Expertenstatement der Woche
Gynolog Expertenteam

„Der Beginn der Wechseljahre läuft mit Anfang 40 von Frau zu Frau unterschiedlich ab. Nicht immer treten alle Symptome auf.“

Fünf Tipps, wenn mit 40 langsam die Wechseljahre beginnen

  1. Aktiv entspannen

    Ausdauersport ist eine gute Möglichkeit, das Herz-Kreislauf-System zu trainieren und Stress abzubauen. Doch auch sanfte Sportarten sind effektiv. Warum nicht mit 40 Yoga erlernen, um die Wechseljahre gelassener anzugehen? Viele Übungen wirken gezielt auf Nerven, Hormon- und Immunsystem. Sie können die Stimmung aufhellen und die allgemeine Regeneration fördern.

  2. Flüssigkeitsspeicher auffüllen

    Augen, Haut und Schleimhäute werden zunehmend trockener mit Anfang 40, wenn aufgrund der Wechseljahre Hormone fehlen. Jetzt ist es wichtig, für ausreichend Flüssigkeit zu sorgen. Ob Mineralwasser, Saftschorle oder Kräutertee – zwei bis drei Liter täglich sind die empfohlene Menge, um zu Ihrem Wohlbefinden beizutragen.

  3. Hautpflege intensivieren

    Wenn mit 40 die Haut aufgrund der Wechseljahre empfindlicher und trockener wird, braucht sie eine Extraportion Pflege. Gönnen Sie sich regelmäßig eine wohltuende Creme-Maske, eine Ampullenkur oder ein Serum mit regenerierenden Wirkstoffen wie Hyaluronsäure. Auch eine Massage mit wertvollen pflanzlichen Ölen pflegt intensiv – und ist gleichzeitig Balsam für die Seele.

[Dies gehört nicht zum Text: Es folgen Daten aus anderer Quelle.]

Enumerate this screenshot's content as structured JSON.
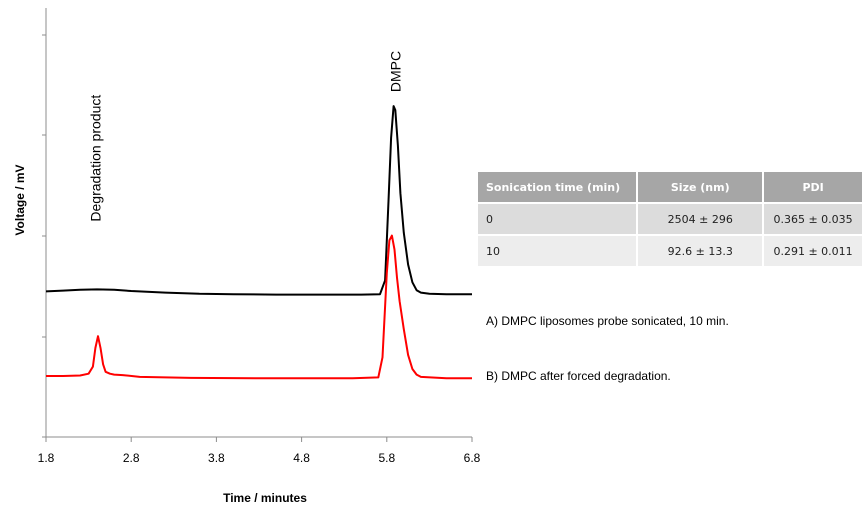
{
  "chart_data": {
    "type": "line",
    "xlabel": "Time / minutes",
    "ylabel": "Voltage / mV",
    "xlim": [
      1.8,
      6.8
    ],
    "xticks": [
      "1.8",
      "2.8",
      "3.8",
      "4.8",
      "5.8",
      "6.8"
    ],
    "y_tick_labels_shown": false,
    "grid": false,
    "series": [
      {
        "name": "A)  DMPC liposomes probe sonicated, 10 min.",
        "color": "#000000",
        "x": [
          1.8,
          1.9,
          2.0,
          2.2,
          2.4,
          2.6,
          2.8,
          3.2,
          3.6,
          4.0,
          4.5,
          5.0,
          5.5,
          5.72,
          5.78,
          5.82,
          5.85,
          5.88,
          5.9,
          5.93,
          5.96,
          6.0,
          6.05,
          6.1,
          6.15,
          6.2,
          6.3,
          6.5,
          6.8
        ],
        "y": [
          5.2,
          5.3,
          5.4,
          5.6,
          5.7,
          5.6,
          5.3,
          4.9,
          4.6,
          4.5,
          4.4,
          4.4,
          4.4,
          4.5,
          8.0,
          28.0,
          44.0,
          52.0,
          51.0,
          42.0,
          30.0,
          20.0,
          12.0,
          7.5,
          5.5,
          4.9,
          4.6,
          4.5,
          4.5
        ]
      },
      {
        "name": "B) DMPC after forced degradation.",
        "color": "#ff0000",
        "x": [
          1.8,
          2.0,
          2.2,
          2.3,
          2.35,
          2.38,
          2.41,
          2.44,
          2.47,
          2.5,
          2.55,
          2.6,
          2.7,
          2.9,
          3.5,
          4.5,
          5.4,
          5.7,
          5.75,
          5.8,
          5.83,
          5.86,
          5.89,
          5.92,
          5.95,
          6.0,
          6.05,
          6.1,
          6.15,
          6.2,
          6.5,
          6.8
        ],
        "y": [
          0.0,
          0.0,
          0.1,
          0.5,
          2.0,
          6.0,
          8.5,
          6.0,
          2.5,
          0.9,
          0.5,
          0.3,
          0.2,
          -0.2,
          -0.4,
          -0.5,
          -0.5,
          -0.3,
          4.0,
          22.0,
          29.0,
          30.0,
          27.0,
          21.0,
          16.0,
          10.0,
          4.5,
          1.5,
          0.3,
          -0.2,
          -0.5,
          -0.5
        ]
      }
    ],
    "annotations": [
      {
        "text": "Degradation product",
        "x": 2.38,
        "series": 1,
        "rotation": -90
      },
      {
        "text": "DMPC",
        "x": 5.9,
        "series": 0,
        "rotation": -90
      }
    ],
    "table": {
      "headers": [
        "Sonication time (min)",
        "Size (nm)",
        "PDI"
      ],
      "rows": [
        [
          "0",
          "2504 ± 296",
          "0.365 ± 0.035"
        ],
        [
          "10",
          "92.6 ± 13.3",
          "0.291 ± 0.011"
        ]
      ]
    }
  }
}
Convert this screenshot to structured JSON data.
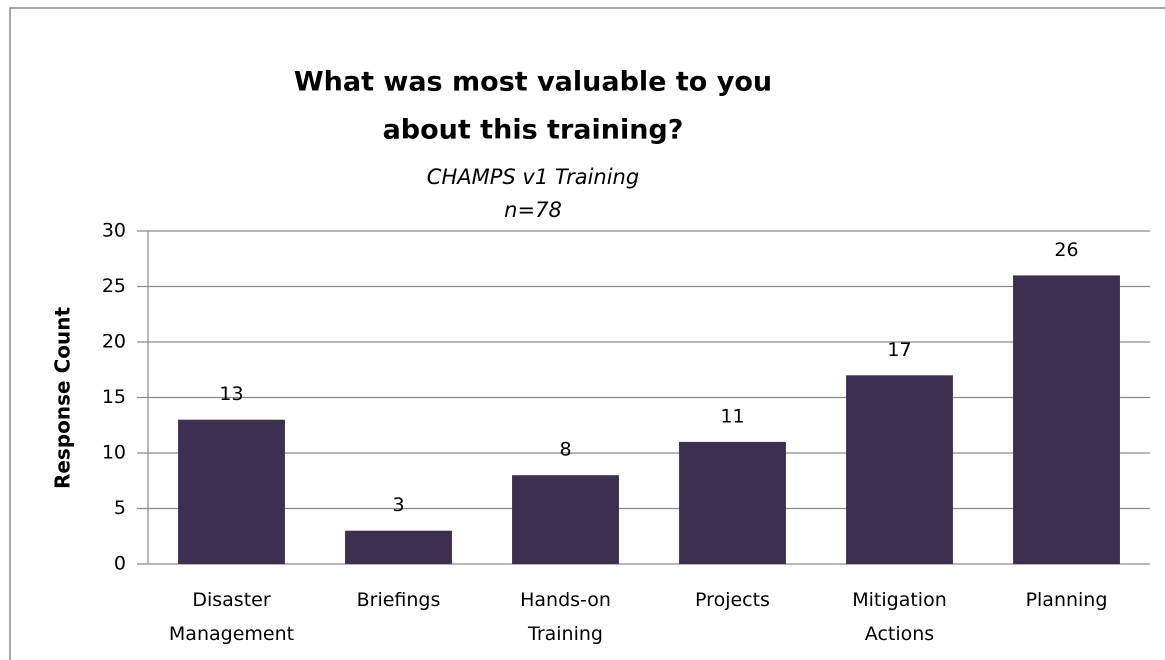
{
  "chart_data": {
    "type": "bar",
    "title": [
      "What was most valuable to you",
      "about this training?"
    ],
    "subtitle": [
      "CHAMPS v1 Training",
      "n=78"
    ],
    "y_axis_label": "Response Count",
    "categories": [
      "Disaster Management",
      "Briefings",
      "Hands-on Training",
      "Projects",
      "Mitigation Actions",
      "Planning"
    ],
    "values": [
      13,
      3,
      8,
      11,
      17,
      26
    ],
    "color": "#3d2f50",
    "ylim": [
      0,
      30
    ],
    "yticks": [
      0,
      5,
      10,
      15,
      20,
      25,
      30
    ],
    "grid": true
  }
}
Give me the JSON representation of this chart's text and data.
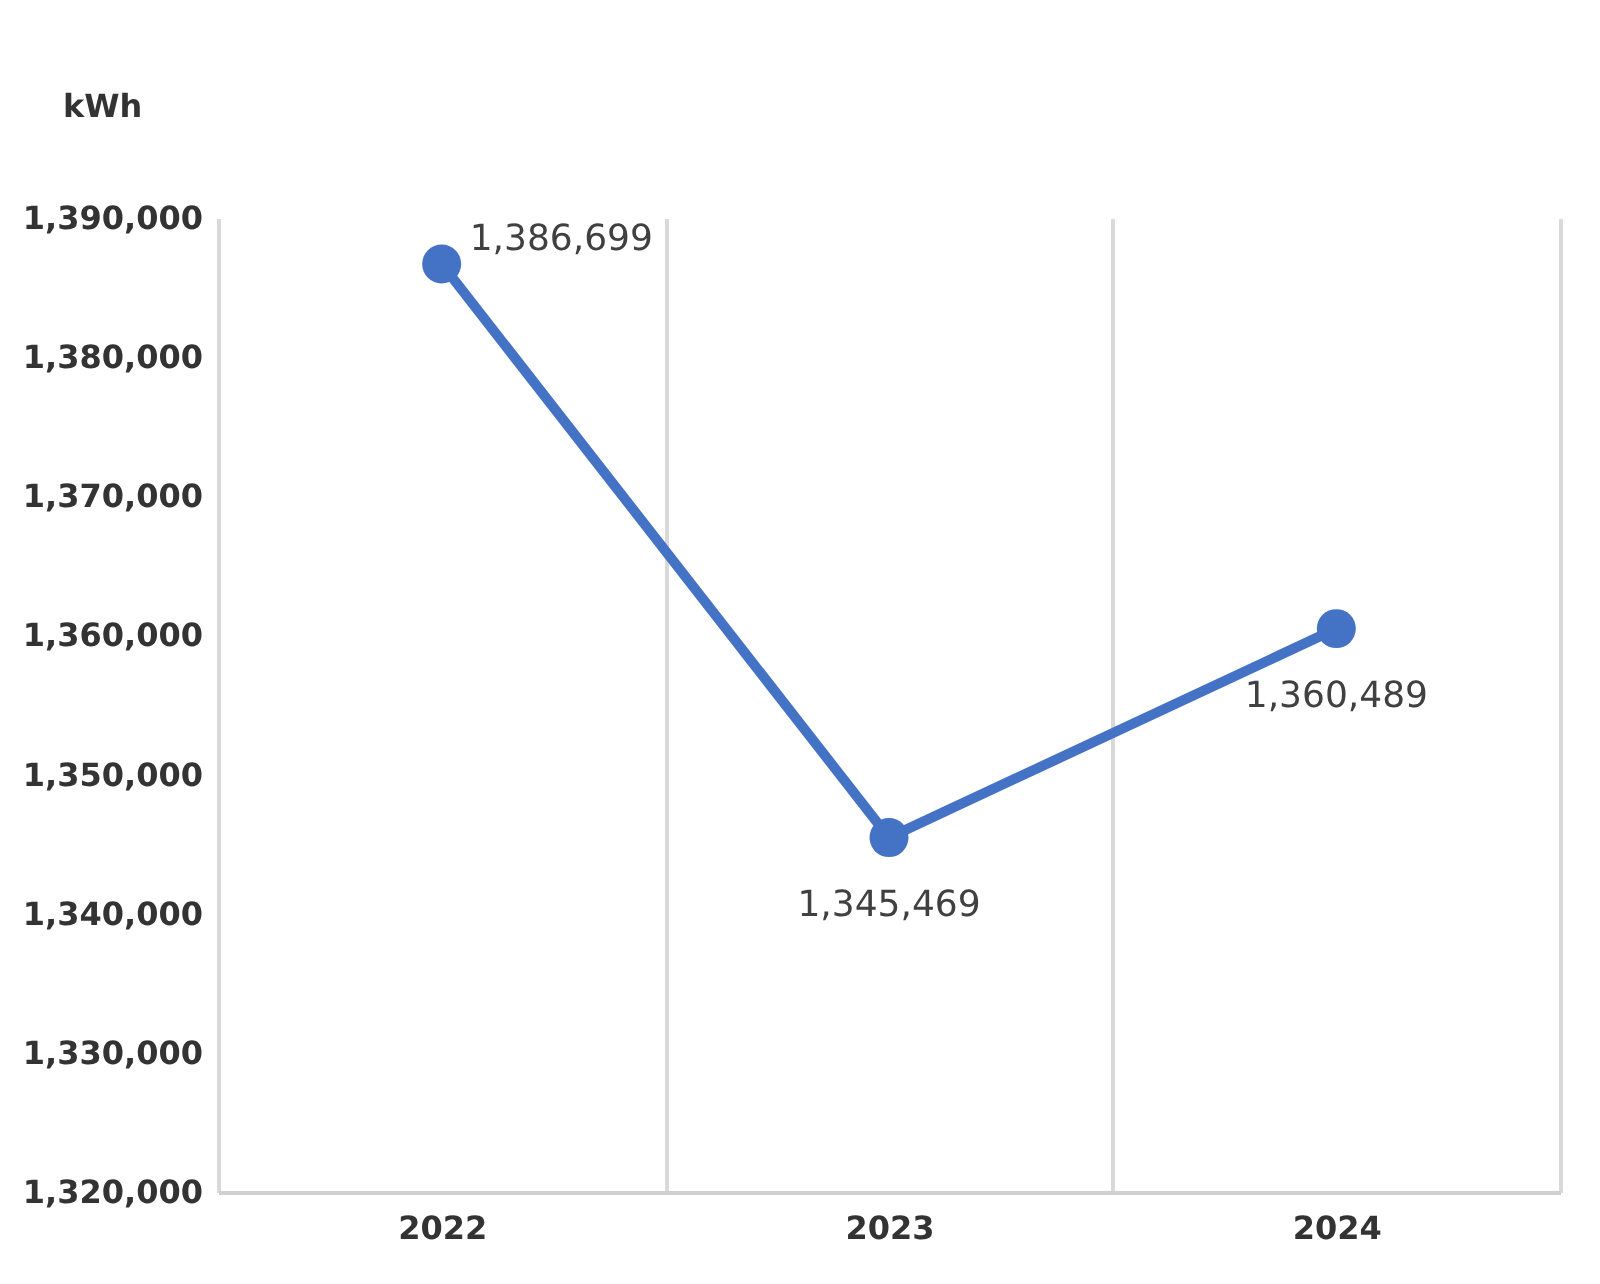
{
  "chart_data": {
    "type": "line",
    "ylabel": "kWh",
    "categories": [
      "2022",
      "2023",
      "2024"
    ],
    "series": [
      {
        "color": "#4472c4",
        "values": [
          1386699,
          1345469,
          1360489
        ],
        "value_labels": [
          "1,386,699",
          "1,345,469",
          "1,360,489"
        ]
      }
    ],
    "ylim": [
      1320000,
      1390000
    ],
    "yticks": [
      {
        "value": 1320000,
        "label": "1,320,000"
      },
      {
        "value": 1330000,
        "label": "1,330,000"
      },
      {
        "value": 1340000,
        "label": "1,340,000"
      },
      {
        "value": 1350000,
        "label": "1,350,000"
      },
      {
        "value": 1360000,
        "label": "1,360,000"
      },
      {
        "value": 1370000,
        "label": "1,370,000"
      },
      {
        "value": 1380000,
        "label": "1,380,000"
      },
      {
        "value": 1390000,
        "label": "1,390,000"
      }
    ],
    "grid": "x",
    "marker": "circle",
    "line_style": "solid"
  }
}
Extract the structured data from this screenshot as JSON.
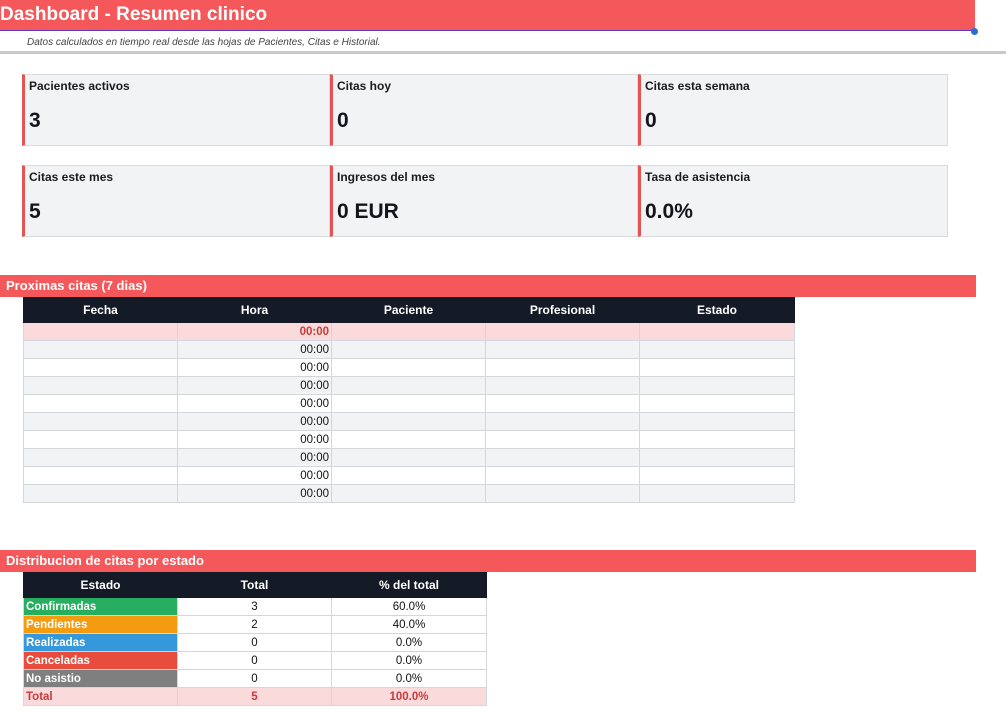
{
  "header": {
    "title": "Dashboard - Resumen clinico",
    "subtitle": "Datos calculados en tiempo real desde las hojas de Pacientes, Citas e Historial."
  },
  "kpis": [
    {
      "label": "Pacientes activos",
      "value": "3"
    },
    {
      "label": "Citas hoy",
      "value": "0"
    },
    {
      "label": "Citas esta semana",
      "value": "0"
    },
    {
      "label": "Citas este mes",
      "value": "5"
    },
    {
      "label": "Ingresos del mes",
      "value": "0 EUR"
    },
    {
      "label": "Tasa de asistencia",
      "value": "0.0%"
    }
  ],
  "upcoming": {
    "title": "Proximas citas (7 dias)",
    "columns": [
      "Fecha",
      "Hora",
      "Paciente",
      "Profesional",
      "Estado"
    ],
    "rows": [
      {
        "fecha": "",
        "hora": "00:00",
        "paciente": "",
        "profesional": "",
        "estado": ""
      },
      {
        "fecha": "",
        "hora": "00:00",
        "paciente": "",
        "profesional": "",
        "estado": ""
      },
      {
        "fecha": "",
        "hora": "00:00",
        "paciente": "",
        "profesional": "",
        "estado": ""
      },
      {
        "fecha": "",
        "hora": "00:00",
        "paciente": "",
        "profesional": "",
        "estado": ""
      },
      {
        "fecha": "",
        "hora": "00:00",
        "paciente": "",
        "profesional": "",
        "estado": ""
      },
      {
        "fecha": "",
        "hora": "00:00",
        "paciente": "",
        "profesional": "",
        "estado": ""
      },
      {
        "fecha": "",
        "hora": "00:00",
        "paciente": "",
        "profesional": "",
        "estado": ""
      },
      {
        "fecha": "",
        "hora": "00:00",
        "paciente": "",
        "profesional": "",
        "estado": ""
      },
      {
        "fecha": "",
        "hora": "00:00",
        "paciente": "",
        "profesional": "",
        "estado": ""
      },
      {
        "fecha": "",
        "hora": "00:00",
        "paciente": "",
        "profesional": "",
        "estado": ""
      }
    ]
  },
  "distribution": {
    "title": "Distribucion de citas por estado",
    "columns": [
      "Estado",
      "Total",
      "% del total"
    ],
    "rows": [
      {
        "estado": "Confirmadas",
        "total": "3",
        "pct": "60.0%",
        "color": "#27ae60"
      },
      {
        "estado": "Pendientes",
        "total": "2",
        "pct": "40.0%",
        "color": "#f39c12"
      },
      {
        "estado": "Realizadas",
        "total": "0",
        "pct": "0.0%",
        "color": "#3498db"
      },
      {
        "estado": "Canceladas",
        "total": "0",
        "pct": "0.0%",
        "color": "#e74c3c"
      },
      {
        "estado": "No asistio",
        "total": "0",
        "pct": "0.0%",
        "color": "#7f7f7f"
      }
    ],
    "total_row": {
      "estado": "Total",
      "total": "5",
      "pct": "100.0%"
    }
  },
  "colors": {
    "accent": "#f4585a",
    "header_dark": "#141a26",
    "highlight": "#fbdadb"
  }
}
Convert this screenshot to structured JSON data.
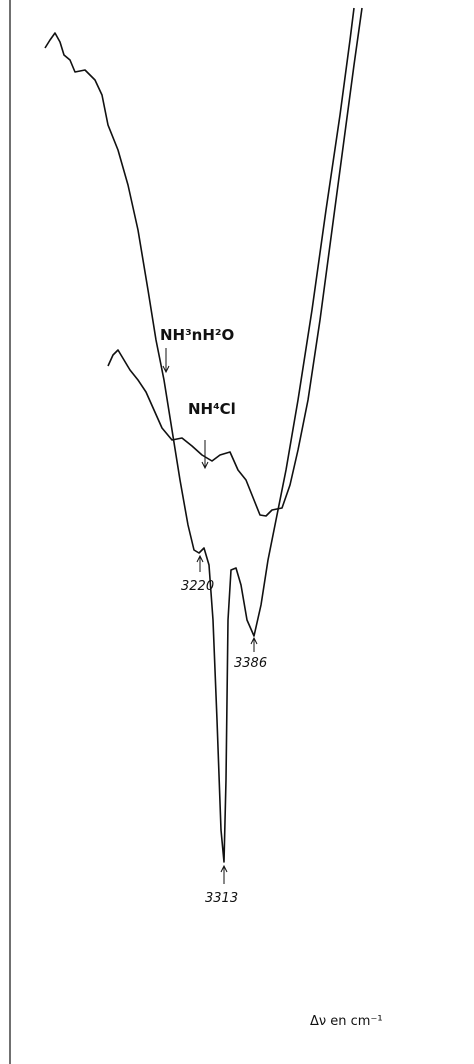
{
  "labels": {
    "curve_1": "NH³nH²O",
    "curve_2": "NH⁴Cl"
  },
  "peaks": [
    "3220",
    "3386",
    "3313"
  ],
  "axis_title": "Δν en cm⁻¹"
}
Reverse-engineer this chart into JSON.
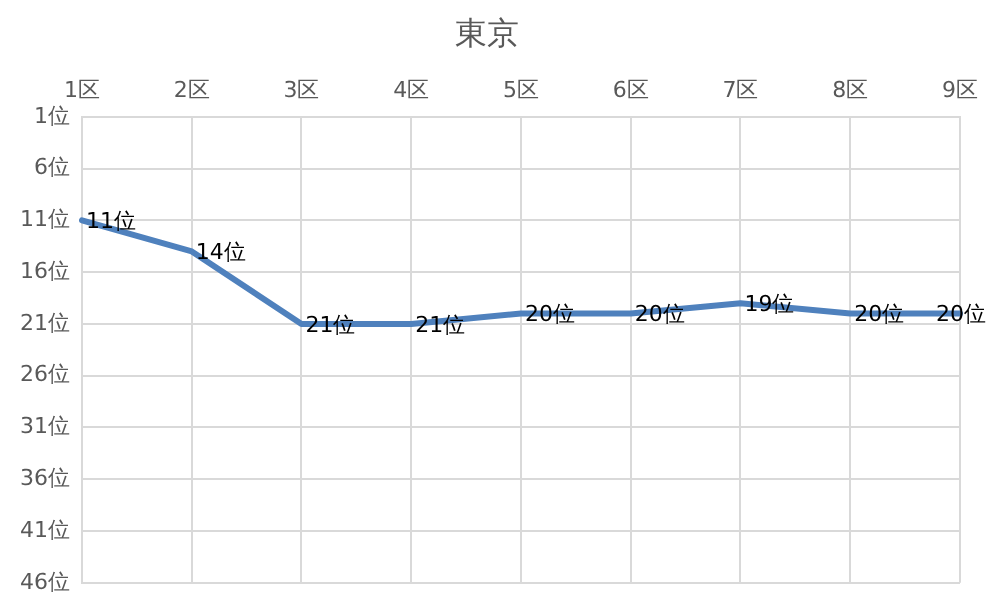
{
  "chart_data": {
    "type": "line",
    "title": "東京",
    "categories": [
      "1区",
      "2区",
      "3区",
      "4区",
      "5区",
      "6区",
      "7区",
      "8区",
      "9区"
    ],
    "series": [
      {
        "color": "#4f81bd",
        "values": [
          11,
          14,
          21,
          21,
          20,
          20,
          19,
          20,
          20
        ],
        "value_labels": [
          "11位",
          "14位",
          "21位",
          "21位",
          "20位",
          "20位",
          "19位",
          "20位",
          "20位"
        ]
      }
    ],
    "ylim": [
      46,
      1
    ],
    "yticks": [
      {
        "value": 1,
        "label": "1位"
      },
      {
        "value": 6,
        "label": "6位"
      },
      {
        "value": 11,
        "label": "11位"
      },
      {
        "value": 16,
        "label": "16位"
      },
      {
        "value": 21,
        "label": "21位"
      },
      {
        "value": 26,
        "label": "26位"
      },
      {
        "value": 31,
        "label": "31位"
      },
      {
        "value": 36,
        "label": "36位"
      },
      {
        "value": 41,
        "label": "41位"
      },
      {
        "value": 46,
        "label": "46位"
      }
    ],
    "grid": true,
    "legend": false,
    "marker": "none",
    "line_style": "solid"
  }
}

  4. Knochensubstanz stärken

    Durch Östrogenmangel erhöht sich nach der Menopause das Osteoporose-Risiko. Achten Sie schon mit 40, zu Beginn der Wechseljahre, auf eine ausreichende Versorgung mit Kalzium und Vitamin D. Auch Bewegung hilft, das Osteoporose-Risiko zu senken. Wer bei Sonnenlicht im Freien aktiv ist, kurbelt gleichzeitig die Vitamin D-Synthese im Körper an.

  5. Verhütung überdenken

    Wenn mit etwa 40 die Wechseljahre bei einigen Frauen beginnen, können Sie immer noch schwanger werden. Verhütungsmethoden wie das Kondom greifen nicht in den Zyklus ein, und Sie können feststellen, ob sich etwas verändert und wann die Regel ausbleibt. Eine Spirale kann für längerfristigen Verhütungsschutz sorgen. Die Einnahme der kombinierten Pille sollten Sie aufgrund des mit dem Alter ansteigenden Risikos von Thrombosen, Schlaganfall und Herzinfarkt gemeinsam mit ihrem Frauenarzt abwägen.